[MUD-Dev2] [DESIGN] Perma-death
Michael Chui
saraid at u.washington.edu
Thu Jun 7 01:54:34 CEST 2007
On 6/5/07, Jeffrey Kesselman <jeffpk at gmail.com> wrote:
>
> On 6/5/07, Peter Keeler <scion at divineright.org> wrote:
> > Dana V. Baldwin wrote:
> >
> > <snip>
> >
> > To tell you all something you probably already know, I always liked the
> > PK system on the first MUD I ever played. By default, PK was turned off
> > for everyone. If you wanted to, you could turn on a "PK-OK" flag. Once
> > you turned it on, you could attack other PK-OK players and they could
> > attack you. While you had your PK-OK flag on, you earned double
> > experience. There was a simple time limit on how long before you could
> > turn it off again.
> >
> > If I were to set up a game with perm-death (to get back to the subject
> > of the thread) I would pair it with a PK-OK system. Turning on your
> > PK-OK flag would enable player killing. Turning your flag off would
> > disable it. Turning on your PD-OK (perm-death OK) flag would mean that
> > if you die while the flag is on, your character is deleted. While PD-OK
> > is on, you earn double experience. If you have PD-OK and PK-OK on at the
> > same time, you earn quadruple experience. Just don't get killed.
> >
> > It's far from perfect, but it fulfills many of the requirements laid out
> > earlier in this thread:
> >
> >
> > 1) You can't get killed by a player unless you agree to player killing.
> > 2) You can't permanently die unless you agree to assume that risk.
> > 3) You are informed of the time limit on the flag up front before you
> > turn
> > it on, so you know you can't just toggle the flag whenever you want.
> > 4) The benefit of turning each flag on may outweigh the risk.
> > 5) Players don't ever have to turn either flag on, so you can't run
> > around and kill off the player shopkeepers, nor can you trick an NPC
> > into perm-killing player shopkeepers unless they're foolish and have
> > PD-OK turned on... in which case they asked for it.
> > 6) If the players don't like the system, they don't have to use it.

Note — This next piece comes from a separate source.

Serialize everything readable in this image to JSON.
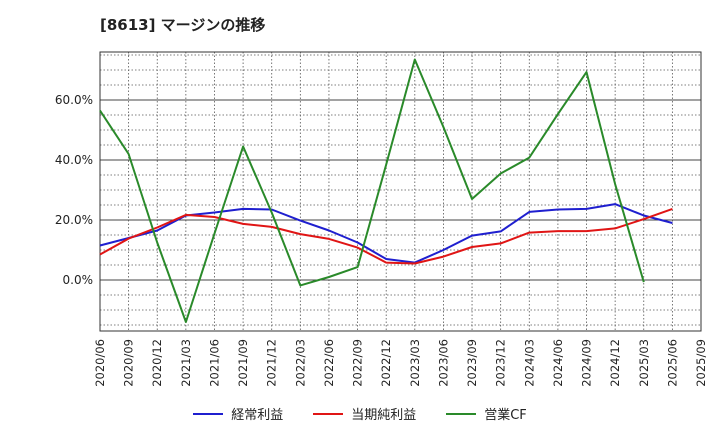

> > 7) It's simple enough for just about anybody to understand (although
> > they'll still complain when their characters get deleted and their stuff
> > gets looted... there's no fixing that).
> >
> > There are two major disadvantages I see:
> >
> > 1) It may be hard to work this system into your game's fiction. If
> > you're creative though, I think it could be done.
> >
> > 2) It gives a pretty hefty bonus to players who choose to use it. Combat
> > characters running around with PK-OK and PD-OK flags level up really
> > fast while everyone else lags behind. You could adjust the bonus or
> > devise a complementary system that crafters would use and combat chars
> > wouldn't like (some sort of "can't wield weapons but crafting works
> > twice as well" flag? A "can't die, but can't move either flag?") that
> > would even out the playing field.
>
> One more effect I can see, which may or may not be a good thing...
>
> (1) Players set for PK/PD at odd hours of the night in order to try to
> get the benefit "for free"
>
> (2) MAYBE some Pkers patrolling for victims at odd hours of the night
> because of (1)
>
That's called emergent self-balancing.
I've seen strategies for choosing what to do based on the time of day
and server distribution etc. happen before. It's not surprising at all.
But, as you know, for every subset that's willing to go out of their way
to deprive others of a resource (in this case, PKers of their prey),
there is another subset willing to go out of their way to retaliate and
regain said resource. It's very invisible handy.